Al presidente Patroni Griffi e a Confindustria è necessario chiedere:
- come mai sulla logistica si stiano attrezzando porti quali quelli di Barletta e, soprattutto, di Molfetta (la società Lisa Logistic prospetta da 500 a 700 posti di lavoro), bloccando invece questa grande potenzialità a Brindisi?
- che fine hanno fatto le società Brindisi Container e Interporto?
- perché, mentre si offrivano ponti d’oro ad Edison, addirittura tagliando il costo annuale della concessione di banchina per non si sa bene quali meriti, non si sono sostenuti i programmi di Enel per il polo energetico delle rinnovabili, spingendo anche per la conferma della Giga factory inizialmente prospettata?
- perché sono emerse notizie secondo le quali sarebbe stato impossibile realizzare i componenti degli aereogeneratori per impianti eolici off-shore con la ridicola affermazione che l’altezza fosse in contrasto con il cono di atterraggio dell’aeroporto (in verticale gli aereogeneratori vengono fissati soltanto sulle piattaforme e non durante il trasporto, come impropriamente comunicato)?
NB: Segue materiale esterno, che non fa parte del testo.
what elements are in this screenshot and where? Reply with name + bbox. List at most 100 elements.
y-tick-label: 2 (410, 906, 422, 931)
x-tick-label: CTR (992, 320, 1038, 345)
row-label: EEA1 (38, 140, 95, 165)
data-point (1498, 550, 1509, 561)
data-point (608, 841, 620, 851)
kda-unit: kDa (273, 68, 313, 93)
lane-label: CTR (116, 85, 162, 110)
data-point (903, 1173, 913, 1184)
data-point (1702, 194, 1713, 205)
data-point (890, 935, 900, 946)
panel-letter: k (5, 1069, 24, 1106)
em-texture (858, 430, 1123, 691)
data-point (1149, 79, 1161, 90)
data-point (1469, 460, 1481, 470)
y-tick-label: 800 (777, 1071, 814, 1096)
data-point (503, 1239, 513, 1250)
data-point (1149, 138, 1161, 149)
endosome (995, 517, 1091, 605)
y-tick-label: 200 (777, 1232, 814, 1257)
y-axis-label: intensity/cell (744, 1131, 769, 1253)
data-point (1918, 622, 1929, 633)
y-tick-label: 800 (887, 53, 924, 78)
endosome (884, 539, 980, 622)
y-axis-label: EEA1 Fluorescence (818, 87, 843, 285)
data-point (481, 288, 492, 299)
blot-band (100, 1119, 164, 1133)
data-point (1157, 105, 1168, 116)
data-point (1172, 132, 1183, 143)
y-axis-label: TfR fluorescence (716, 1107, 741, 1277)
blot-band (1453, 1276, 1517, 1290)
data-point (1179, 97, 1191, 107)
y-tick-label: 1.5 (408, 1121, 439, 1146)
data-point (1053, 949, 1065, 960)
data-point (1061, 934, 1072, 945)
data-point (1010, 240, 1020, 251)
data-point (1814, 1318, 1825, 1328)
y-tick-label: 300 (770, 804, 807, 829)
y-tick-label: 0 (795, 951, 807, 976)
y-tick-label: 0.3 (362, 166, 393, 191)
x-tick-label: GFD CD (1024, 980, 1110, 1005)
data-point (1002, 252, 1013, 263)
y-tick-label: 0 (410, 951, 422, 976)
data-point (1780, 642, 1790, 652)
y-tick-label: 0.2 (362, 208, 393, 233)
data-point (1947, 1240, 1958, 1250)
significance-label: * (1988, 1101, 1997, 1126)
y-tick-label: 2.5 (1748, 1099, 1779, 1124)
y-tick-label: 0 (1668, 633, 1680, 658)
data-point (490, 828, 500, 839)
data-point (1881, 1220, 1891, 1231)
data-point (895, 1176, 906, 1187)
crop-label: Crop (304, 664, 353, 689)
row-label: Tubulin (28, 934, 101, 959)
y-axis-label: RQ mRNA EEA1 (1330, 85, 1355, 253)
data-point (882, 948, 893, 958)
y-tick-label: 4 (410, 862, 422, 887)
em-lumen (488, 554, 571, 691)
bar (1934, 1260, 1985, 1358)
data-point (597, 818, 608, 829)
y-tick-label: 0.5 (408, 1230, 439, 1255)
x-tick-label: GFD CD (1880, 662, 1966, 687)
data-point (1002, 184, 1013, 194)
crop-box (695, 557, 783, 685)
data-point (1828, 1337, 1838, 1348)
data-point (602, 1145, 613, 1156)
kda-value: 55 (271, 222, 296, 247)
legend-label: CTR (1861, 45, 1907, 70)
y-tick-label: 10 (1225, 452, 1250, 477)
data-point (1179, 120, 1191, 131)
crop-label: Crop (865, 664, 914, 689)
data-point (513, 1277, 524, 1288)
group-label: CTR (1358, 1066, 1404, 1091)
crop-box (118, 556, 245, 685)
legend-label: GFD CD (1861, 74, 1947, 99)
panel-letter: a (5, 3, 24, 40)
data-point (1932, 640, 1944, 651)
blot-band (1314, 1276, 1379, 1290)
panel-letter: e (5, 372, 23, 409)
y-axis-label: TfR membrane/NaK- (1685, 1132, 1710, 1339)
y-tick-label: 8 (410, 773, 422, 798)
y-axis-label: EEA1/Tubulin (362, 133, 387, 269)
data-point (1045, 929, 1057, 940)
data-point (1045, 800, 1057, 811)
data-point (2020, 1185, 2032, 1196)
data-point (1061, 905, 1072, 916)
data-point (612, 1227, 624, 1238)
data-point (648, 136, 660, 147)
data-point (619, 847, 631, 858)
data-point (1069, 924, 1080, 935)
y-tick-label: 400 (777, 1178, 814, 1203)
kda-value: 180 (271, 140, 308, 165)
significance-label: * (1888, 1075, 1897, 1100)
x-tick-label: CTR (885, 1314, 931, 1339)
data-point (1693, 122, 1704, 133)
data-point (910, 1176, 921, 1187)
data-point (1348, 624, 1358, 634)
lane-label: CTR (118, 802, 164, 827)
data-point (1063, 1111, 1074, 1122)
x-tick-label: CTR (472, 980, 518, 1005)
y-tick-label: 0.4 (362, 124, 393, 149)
- perché non si è spesa una parola a favore della cantieristica connessa ai parchi eolici off-shore, con l’effetto di avere probabilmente l’impianto nel tratto di mare a sud di Brindisi e il cantiere a Taranto, laddove invece ci saranno significative ricadute economiche ed occupazionali?
- perché non si è sostenuta, come era necessario, la realizzazione dello stabilimento di ACT Blade, che nella fase iniziale e provvisoria prospetta 128 posti di lavoro (e non i miseri 31 offerti da Edison), per costruire pale eoliche altamente innovative (si legga un recente articolo del Financial Times) con prospettive di crescite economiche ed occupazionali crescenti?
- perché le recenti foto di Max Frigione hanno offerto l’inquietante immagine di navi crociera attraccate al molo carbone, nel mentre a Bari si continua ad investire per l’aumento degli accosti e la qualità delle stazioni marittime e della accoglienza per turisti?
A tal proposito ci si limita a constatare (constatazione inconfutabile) che Bari non ha neanche in minima parte l’estensione retroportuale disponibile che, invece, il porto di Brindisi offre, senza dovere ricorrere ad inutili e costose casse di colmata.
Le risposte a queste domande sono necessarie per capire se quello di Brindisi debba continuare o meno ad essere il porto delle nebbie.